A meeting in Sarajevo meant to agree the next international overseer of Bosnia and Herzegovina ends without a deal, according to The Guardian. The US and European diplomats leave still split over who should replace the current high representative, German politician Christian Schmidt, a post that has sat above Bosnian politics since the 1995 peace settlement.

The position is a relic of a war-ending architecture that never quite became self-sustaining. Bosnia has been run as an international protectorate in key respects for decades, with the high representative empowered to impose decisions when local institutions seize up. That arrangement depends on outside unity: ambassadors from the US, UK, France, Germany, Italy, the EU, Canada, Japan and Turkey sit on the Peace Implementation Council steering board, and the job only works when those capitals pull in roughly the same direction.

They are not doing so now. The Guardian reports the Trump administration pushed for Schmidt to leave immediately, after an earlier compromise in which he would resign but stay on until Bosnian elections in October. European powers, the paper says, refused to accept Washington’s preferred successor, Italian diplomat Antonio Zanardi Landi, whom American officials have campaigned for despite what the Guardian describes as limited Bosnia experience. The steering board said it aims to appoint a new high representative no later than 14 July.

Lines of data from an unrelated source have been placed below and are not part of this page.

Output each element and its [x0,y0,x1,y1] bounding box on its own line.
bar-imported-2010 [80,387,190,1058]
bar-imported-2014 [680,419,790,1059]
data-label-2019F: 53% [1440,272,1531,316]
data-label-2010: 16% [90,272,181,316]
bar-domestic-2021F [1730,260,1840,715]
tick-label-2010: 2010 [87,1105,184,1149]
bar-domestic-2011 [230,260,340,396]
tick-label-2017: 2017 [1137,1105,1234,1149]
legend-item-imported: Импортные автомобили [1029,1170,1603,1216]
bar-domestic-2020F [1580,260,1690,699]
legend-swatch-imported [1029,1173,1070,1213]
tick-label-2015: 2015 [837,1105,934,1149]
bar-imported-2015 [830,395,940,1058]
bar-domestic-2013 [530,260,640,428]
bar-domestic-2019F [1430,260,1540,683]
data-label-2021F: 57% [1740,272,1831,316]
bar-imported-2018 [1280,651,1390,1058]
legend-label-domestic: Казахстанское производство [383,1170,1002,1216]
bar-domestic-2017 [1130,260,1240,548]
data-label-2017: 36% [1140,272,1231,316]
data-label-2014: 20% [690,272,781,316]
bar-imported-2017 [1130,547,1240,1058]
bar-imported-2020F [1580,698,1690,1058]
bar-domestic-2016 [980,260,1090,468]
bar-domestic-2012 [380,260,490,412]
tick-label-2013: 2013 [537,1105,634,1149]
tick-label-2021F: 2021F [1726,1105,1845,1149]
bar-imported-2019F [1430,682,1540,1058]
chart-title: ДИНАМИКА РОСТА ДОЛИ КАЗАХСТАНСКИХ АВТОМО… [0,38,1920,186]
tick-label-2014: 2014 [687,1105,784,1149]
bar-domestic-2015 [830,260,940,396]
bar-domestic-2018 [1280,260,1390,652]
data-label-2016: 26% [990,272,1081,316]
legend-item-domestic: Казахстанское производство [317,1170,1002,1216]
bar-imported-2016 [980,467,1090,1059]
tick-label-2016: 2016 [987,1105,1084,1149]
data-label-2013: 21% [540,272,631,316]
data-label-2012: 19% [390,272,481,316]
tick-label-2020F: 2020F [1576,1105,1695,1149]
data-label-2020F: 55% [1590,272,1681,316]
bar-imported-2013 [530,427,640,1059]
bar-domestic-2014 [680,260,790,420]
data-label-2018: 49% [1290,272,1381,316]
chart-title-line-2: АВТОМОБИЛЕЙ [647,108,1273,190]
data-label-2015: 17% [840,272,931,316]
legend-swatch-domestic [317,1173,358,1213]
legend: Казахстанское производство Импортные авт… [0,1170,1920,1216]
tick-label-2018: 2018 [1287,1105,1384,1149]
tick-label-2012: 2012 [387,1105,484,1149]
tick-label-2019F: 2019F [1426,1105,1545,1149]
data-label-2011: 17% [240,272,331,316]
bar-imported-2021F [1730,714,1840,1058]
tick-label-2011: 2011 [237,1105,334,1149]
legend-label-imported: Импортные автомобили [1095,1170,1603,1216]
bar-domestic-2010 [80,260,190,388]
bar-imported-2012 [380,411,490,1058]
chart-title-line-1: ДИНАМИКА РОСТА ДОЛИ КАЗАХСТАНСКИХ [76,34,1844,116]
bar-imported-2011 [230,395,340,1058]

The dispute is not only about personalities. Washington has threatened to cut off funding and participation in Bosnia’s international presence, the Guardian reports, a reminder that the protectorate model is financed and staffed by governments whose priorities can change overnight. European officials in Sarajevo suspect the abrupt US manoeuvring is linked to clearing the way for a large gas pipeline contract, according to the paper—turning a constitutional referee into a bargaining chip in commercial diplomacy.

For Bosnia’s leaders, the incentives are straightforward: when outside patrons fight, local factions can wait them out, appeal to different sponsors, or use the uncertainty to harden positions at home. For Europe, Bosnia becomes a test of whether it can keep a Balkan stabilisation mission coherent when Washington treats the same terrain as leverage. And for the international apparatus itself, the episode exposes how much authority rests on the credibility of foreign envoys who can be removed by foreign capitals.

The steering board’s next deadline is mid-July. Until then, the Guardian reports, Schmidt’s American deputy is expected to take on the role briefly—an interim fix for a job designed to prevent Bosnia from drifting into permanent interim politics.